The DIA and NGA assessments leave open the possibility that North Korea’s planned modifications to the test site next week could significantly extend the period of time necessary to restore Punggye-ri to a usable state.

Following Kim’s announcement that the Punggye-ri site will be shut down, international observers, including the Comprehensive Nuclear Test-Ban Treaty Organization’s (CTBTO) executive secretary, Lassina Zerbo, welcomed the announcement. Kim has not specified whether the CTBTO will be invited to verify the closure of the nuclear test site.

North Korea is the only country known to have conducted full-yield tests of nuclear weapons in the 21st century. Kim Jong-un has not expressed an interest in signing the Comprehensive Test-Ban Treaty, which has yet to enter into force.
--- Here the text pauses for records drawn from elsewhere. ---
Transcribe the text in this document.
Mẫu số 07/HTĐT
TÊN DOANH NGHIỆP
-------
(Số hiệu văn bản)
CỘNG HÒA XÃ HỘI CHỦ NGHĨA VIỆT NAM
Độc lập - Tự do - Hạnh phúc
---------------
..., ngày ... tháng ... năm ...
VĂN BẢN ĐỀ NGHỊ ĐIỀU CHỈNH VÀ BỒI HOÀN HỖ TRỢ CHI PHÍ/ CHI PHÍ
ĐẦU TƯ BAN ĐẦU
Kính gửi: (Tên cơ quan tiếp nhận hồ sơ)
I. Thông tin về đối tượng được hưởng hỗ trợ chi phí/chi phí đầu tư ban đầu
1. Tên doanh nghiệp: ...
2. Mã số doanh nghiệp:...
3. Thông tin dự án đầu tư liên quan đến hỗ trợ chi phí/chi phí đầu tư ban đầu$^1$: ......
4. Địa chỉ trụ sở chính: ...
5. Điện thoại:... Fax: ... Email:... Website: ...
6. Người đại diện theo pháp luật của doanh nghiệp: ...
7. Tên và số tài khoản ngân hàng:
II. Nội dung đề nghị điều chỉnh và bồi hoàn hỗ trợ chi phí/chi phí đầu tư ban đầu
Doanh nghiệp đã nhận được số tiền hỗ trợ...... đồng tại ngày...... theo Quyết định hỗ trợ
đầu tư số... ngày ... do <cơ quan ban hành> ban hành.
With six nuclear tests, North Korea likely has a useful set of data that it can use to continue refining its nuclear weapons designs. The U.S. intelligence community has, with consensus, determined as of mid-2017 that North Korea is capable of mounting compact nuclear weapons atop its larger ballistic missiles, including its intercontinental-range ballistic missiles that threaten the continental United States.

In the same report to the Workers’ Party of Korea’s 7th Central Committee where Kim first acknowledged that Punggye-ri’s mission had come to an end, that North Korean leader, for the first time, publicly acknowledged that North Korea had conducted sub-critical nuclear weapons testing.

North Korea has not made any concessions on its sub-critical testing program, which will likely continue at its Nuclear Weapons Institute. Continued sub-critical testing would allow North Korea to maintain its existing weapons and refine their performance.